I'm trying to return an object from a factory function and give it an exact type based on a discriminated union. I've summarised into a much simplified code sample below, but whilst hovering over the newSquare object shows that the complier knows that it is a Square, I'm getting an error on return new Circle of:
Type 'Circle' is not assignable to type 'DiscriminateUnion<Circle, "kind", T> | DiscriminateUnion<Square, "kind", T>'. Type 'Circle' is not assignable to type 'DiscriminateUnion<Square, "kind", T>'.(2322)
Can someone explain what I'm doing wrong? Many thanks!
type ShapeKind = 'circle' | 'square'
class Circle{
kind: "circle" = 'circle';
radius: number;
constructor() {
this.radius = 4
}
}
class Square{
kind: "square" = 'square';
sideLength: number;
constructor() {
this.sideLength = 4
}
}
type Shape = Circle | Square;
type DiscriminateUnion<T, K extends keyof T, V extends T[K]> =
T extends Record<K, V> ? T : never
function makeShape<T extends ShapeKind>(shapeKind: T): DiscriminateUnion<Shape, 'kind', T> {
switch (shapeKind) {
case 'circle':
return new Circle()
case 'square':
return new Square()
default:
throw Error('not valid shape')
}
}
const newSquare = makeShape('square')
That's a well known problem.

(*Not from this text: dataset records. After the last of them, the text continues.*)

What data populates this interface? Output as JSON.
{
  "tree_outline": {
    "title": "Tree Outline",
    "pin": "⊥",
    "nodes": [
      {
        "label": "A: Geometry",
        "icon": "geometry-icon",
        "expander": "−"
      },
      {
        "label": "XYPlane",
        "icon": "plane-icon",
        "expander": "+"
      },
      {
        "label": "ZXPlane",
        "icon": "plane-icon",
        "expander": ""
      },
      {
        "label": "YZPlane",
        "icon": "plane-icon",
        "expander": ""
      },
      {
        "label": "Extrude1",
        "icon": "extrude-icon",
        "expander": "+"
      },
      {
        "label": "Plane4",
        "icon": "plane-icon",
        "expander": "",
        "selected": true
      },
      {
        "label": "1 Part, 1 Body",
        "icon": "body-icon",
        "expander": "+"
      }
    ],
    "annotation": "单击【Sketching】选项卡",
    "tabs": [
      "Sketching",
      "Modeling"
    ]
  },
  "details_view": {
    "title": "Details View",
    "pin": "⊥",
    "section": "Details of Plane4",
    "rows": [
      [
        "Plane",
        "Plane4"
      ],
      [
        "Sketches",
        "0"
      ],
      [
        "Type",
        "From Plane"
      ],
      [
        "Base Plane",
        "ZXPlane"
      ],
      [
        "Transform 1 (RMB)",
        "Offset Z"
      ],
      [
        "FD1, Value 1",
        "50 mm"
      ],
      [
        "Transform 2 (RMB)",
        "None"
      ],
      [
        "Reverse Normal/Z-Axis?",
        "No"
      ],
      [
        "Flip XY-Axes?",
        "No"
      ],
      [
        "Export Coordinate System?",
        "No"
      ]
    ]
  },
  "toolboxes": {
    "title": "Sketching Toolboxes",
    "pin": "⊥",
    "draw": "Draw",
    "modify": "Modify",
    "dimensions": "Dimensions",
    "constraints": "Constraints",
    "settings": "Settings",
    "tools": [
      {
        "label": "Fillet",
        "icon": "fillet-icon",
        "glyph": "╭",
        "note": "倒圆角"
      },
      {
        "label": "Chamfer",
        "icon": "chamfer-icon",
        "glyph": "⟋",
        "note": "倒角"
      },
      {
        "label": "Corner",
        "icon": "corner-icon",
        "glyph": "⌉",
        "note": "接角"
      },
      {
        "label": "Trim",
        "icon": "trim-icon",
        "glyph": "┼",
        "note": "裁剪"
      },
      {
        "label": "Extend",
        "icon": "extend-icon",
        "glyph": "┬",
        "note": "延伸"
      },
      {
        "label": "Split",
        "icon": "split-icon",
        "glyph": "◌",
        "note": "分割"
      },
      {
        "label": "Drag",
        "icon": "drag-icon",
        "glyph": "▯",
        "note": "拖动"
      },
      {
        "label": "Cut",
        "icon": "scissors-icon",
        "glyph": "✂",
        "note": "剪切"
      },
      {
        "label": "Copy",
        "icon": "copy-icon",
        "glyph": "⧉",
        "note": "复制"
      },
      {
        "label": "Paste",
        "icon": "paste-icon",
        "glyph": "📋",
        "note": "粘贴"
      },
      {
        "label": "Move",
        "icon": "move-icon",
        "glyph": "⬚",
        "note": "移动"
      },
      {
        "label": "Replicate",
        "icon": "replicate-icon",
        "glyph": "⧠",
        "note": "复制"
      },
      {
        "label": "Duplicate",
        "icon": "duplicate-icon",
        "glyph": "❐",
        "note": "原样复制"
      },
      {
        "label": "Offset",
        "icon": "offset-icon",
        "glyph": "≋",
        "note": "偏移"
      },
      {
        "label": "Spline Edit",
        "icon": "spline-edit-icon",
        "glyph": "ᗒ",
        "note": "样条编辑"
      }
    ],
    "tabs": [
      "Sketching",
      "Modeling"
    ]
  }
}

The compiler has no way to verify that concrete returned type is compatible with the conditional type depending on generic type parameter. You may read about the exact limitations here microsoft/TypeScript/issues/33912.
Beside the obvious type assertion of the returned result:
function makeShape<T extends ShapeKind>(shapeKind: T): DiscriminateUnion<Shape, 'kind', T> {
switch (shapeKind) {
case 'circle':
return new Circle() as any // or `as DiscriminateUnion<Shape, 'kind', T>`
case 'square':
return new Square() as any
default:
throw Error('not valid shape')
}
}
The common goto for such cases is function overloads:
function makeShape<T extends ShapeKind>(shapeKind: T): DiscriminateUnion<Shape, 'kind', T>
function makeShape(shapeKind: ShapeKind) : Shape {
switch (shapeKind) {
case 'circle':
return new Circle()
case 'square':
return new Square()
default:
throw Error('not valid shape')
}
}
/*
const newSquare: Square
*/
const newSquare = makeShape('square')
While there are no errors here the implementation function actually doesn't check whether the returned type is compatible with function overloads and you can return it completely wrong:
function makeShape<T extends ShapeKind>(shapeKind: T): DiscriminateUnion<Shape, 'kind', T>
function makeShape(shapeKind: ShapeKind) : Shape {
switch (shapeKind) {
case 'circle':
return new Square() // wrong returned type but no error
case 'square':
return new Circle() // wrong returned type but no error
default:
throw Error('not valid shape')
}
}
Trying to impose strict type safety you may go further and try to check the returned type compatibility inside each of the case arms. Credits for the brilliant idea for in-function type checking goes to jcalz:
function makeShape<T extends ShapeKind>(shapeKind: T): DiscriminateUnion<Shape, 'kind', T>
function makeShape(shapeKind: ShapeKind) : Shape {
switch (shapeKind) {
case 'circle':
const ret1 = new Square()
const tmp1: typeof ret1 = (false as true) && makeShape(shapeKind) // errors now
return ret1
case 'square':
const ret2 = new Circle()
const tmp2: typeof ret2 = (false as true) && makeShape(shapeKind) // errors now
return ret2
default:
throw Error('not valid shape')
}
}
It still has some artefacts in runtime and while that type checking makeShape call will not happen actually due to short circuting nature of &&. This looks kind of ugly and a requires a lot of ceremony to my taste.
I belive for non-critical paths annotating retuned values as as any is completely acceptible way.